Satu suara terdengar saat aku sedang menuju ruang tamu dengan baki air minum di tangan, hendak menyuguhkannya pada tamu mama mertua yang tak lepas berkunjung sedari tadi.

Mendengar celetukan itu, sesaat langkahku terhenti.

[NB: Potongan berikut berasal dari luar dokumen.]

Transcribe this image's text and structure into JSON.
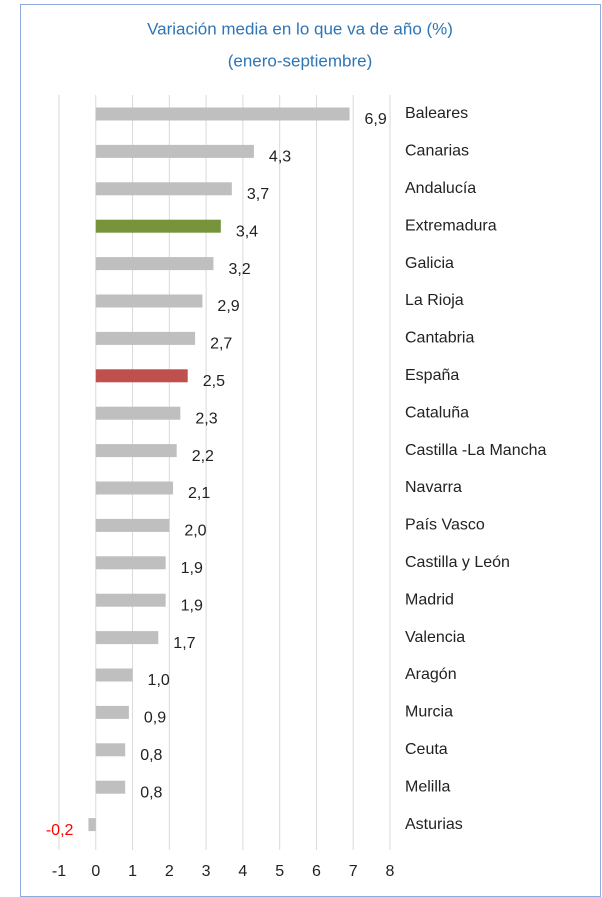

Ingin rasanya mendengar apa saja isi perbincangan mertua dan tamunya itu, juga ingin mendengar jawaban apa yang akan beliau berikan pada tamunya, tetapi mendengar jawaban mama mertua, dadaku makin pedih saja rasanya.

"Iya, kalau Inggrid sama Maya sih sudah pasti bisa dibanggakan. Tapi yang satu itu ... Si Aira ... Aduh! Kesel saya dibuatnya. Jadi perempuan kok gak ada inisiatifnya sama sekali. Tahu suami susah, bukannya dibantu tapi dibiarin aja. Bisanya ngandalin suami doang. Kalau nggak ada suami nggak bisa makan. Memang benar, nyari makan itu tugas suami. Tapi kalau dia istri yang cerdas apa salahnya bantu suami. Toh, nggak dosa perempuan ikut kerja cari nafkah. Berpahala malah. Beda sama Inggrid dan Maya. Kasian si Indra, harus kerja keras banting tulang sendirian. Istrinya cuma bisa ongkang-ongkang kaki aja di rumah. Ck!" sahut mama mertua sembari terdengar berdecak kesal.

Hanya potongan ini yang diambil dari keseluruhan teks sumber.